[OC] Ertrinkungsfälle in den USA nach Bundesstaaten (1999–2020)

Von zummit

9 Comments

  1. I made these maps in R with the ‘usmap’ and ‘ggplot2’ packages, among others.

    Data are from the CDC.[[1]](https://wonder.cdc.gov/Deaths-by-Underlying-Cause.html) The original data is divided by whether the subject simply drowned or fell and drowned, but I combined these. About 24% of the drownings were not in the other three categories: natural water (45%), swimming pools (19%) and bathtub (12%), either because it wasn’t recorded or for some other reason. If a state had fewer than 10 deaths across the entire 1999-2020 time period, the figure is suppressed as per the terms of use for this source.

  2. delugetheory on

    The bodies-of-water map and the swimming pool map make sense to me, but I’m befuddled by the Rocky Mountain Bathtub Drowning Belt. Correlates pretty highly to suicide rates and elevation, but I can’t quite figure it out.

  3. wanted_to_upvote on

    With such great weather, 420 public beaches plus rivers, lakes and over a million swimming pools I am surprised California’s drowning rate is so low.

  4. Public education? Required fences on pools? Fast-moving rivers?

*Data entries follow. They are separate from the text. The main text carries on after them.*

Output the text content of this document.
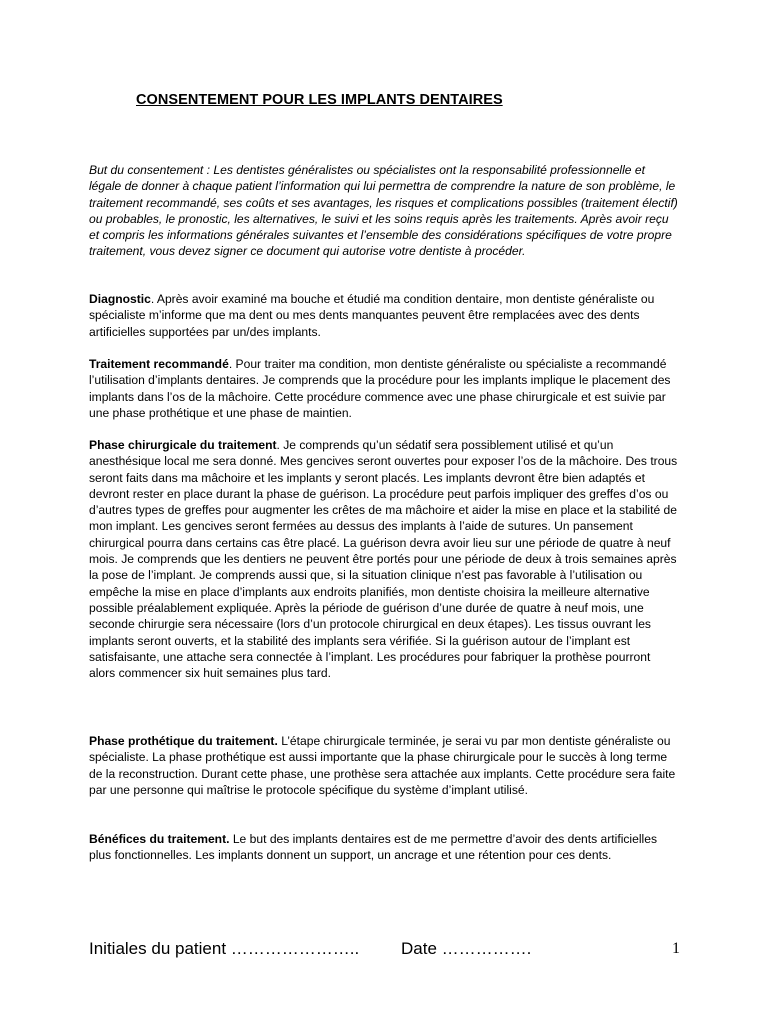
CONSENTEMENT POUR LES IMPLANTS DENTAIRES
But du consentement : Les dentistes généralistes ou spécialistes ont la responsabilité professionnelle et légale de donner à chaque patient l’information qui lui permettra de comprendre la nature de son problème, le traitement recommandé, ses coûts et ses avantages, les risques et complications possibles (traitement électif) ou probables, le pronostic, les alternatives, le suivi et les soins requis après les traitements. Après avoir reçu et compris les informations générales suivantes et l’ensemble des considérations spécifiques de votre propre traitement, vous devez signer ce document qui autorise votre dentiste à procéder.
Diagnostic. Après avoir examiné ma bouche et étudié ma condition dentaire, mon dentiste généraliste ou spécialiste m’informe que ma dent ou mes dents manquantes peuvent être remplacées avec des dents artificielles supportées par un/des implants.
Traitement recommandé. Pour traiter ma condition, mon dentiste généraliste ou spécialiste a recommandé l’utilisation d’implants dentaires. Je comprends que la procédure pour les implants implique le placement des implants dans l’os de la mâchoire. Cette procédure commence avec une phase chirurgicale et est suivie par une phase prothétique et une phase de maintien.
Phase chirurgicale du traitement. Je comprends qu’un sédatif sera possiblement utilisé et qu’un anesthésique local me sera donné. Mes gencives seront ouvertes pour exposer l’os de la mâchoire. Des trous seront faits dans ma mâchoire et les implants y seront placés. Les implants devront être bien adaptés et devront rester en place durant la phase de guérison. La procédure peut parfois impliquer des greffes d’os ou d’autres types de greffes pour augmenter les crêtes de ma mâchoire et aider la mise en place et la stabilité de mon implant. Les gencives seront fermées au dessus des implants à l’aide de sutures. Un pansement chirurgical pourra dans certains cas être placé. La guérison devra avoir lieu sur une période de quatre à neuf mois. Je comprends que les dentiers ne peuvent être portés pour une période de deux à trois semaines après la pose de l’implant. Je comprends aussi que, si la situation clinique n’est pas favorable à l’utilisation ou empêche la mise en place d’implants aux endroits planifiés, mon dentiste choisira la meilleure alternative possible préalablement expliquée. Après la période de guérison d’une durée de quatre à neuf mois, une seconde chirurgie sera nécessaire (lors d’un protocole chirurgical en deux étapes). Les tissus ouvrant les implants seront ouverts, et la stabilité des implants sera vérifiée. Si la guérison autour de l’implant est satisfaisante, une attache sera connectée à l’implant. Les procédures pour fabriquer la prothèse pourront alors commencer six huit semaines plus tard.
Phase prothétique du traitement. L’étape chirurgicale terminée, je serai vu par mon dentiste généraliste ou spécialiste. La phase prothétique est aussi importante que la phase chirurgicale pour le succès à long terme de la reconstruction. Durant cette phase, une prothèse sera attachée aux implants. Cette procédure sera faite par une personne qui maîtrise le protocole spécifique du système d’implant utilisé.
Bénéfices du traitement. Le but des implants dentaires est de me permettre d’avoir des dents artificielles plus fonctionnelles. Les implants donnent un support, un ancrage et une rétention pour ces dents.
Initiales du patient ………………….. Date …………….	1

It’s not drinking, see Wisconsin. Maine is lost fishermen? Landlocked OK higher than TX?

  5. tcorey2336 on

    How does Wyoming have a higher natural water drowning rate than California? Are the Wyoming surfing schools that incompetent?

  6. Save-La-Tierra on

    It would be interesting to see rate of swimming pool drowning deaths per swimming pool, not per capita

  7. cobalt_phantom on

    I expected Georgia to be higher. It always seemed like people who can’t swim swarm to Lake Lanier in the Summer.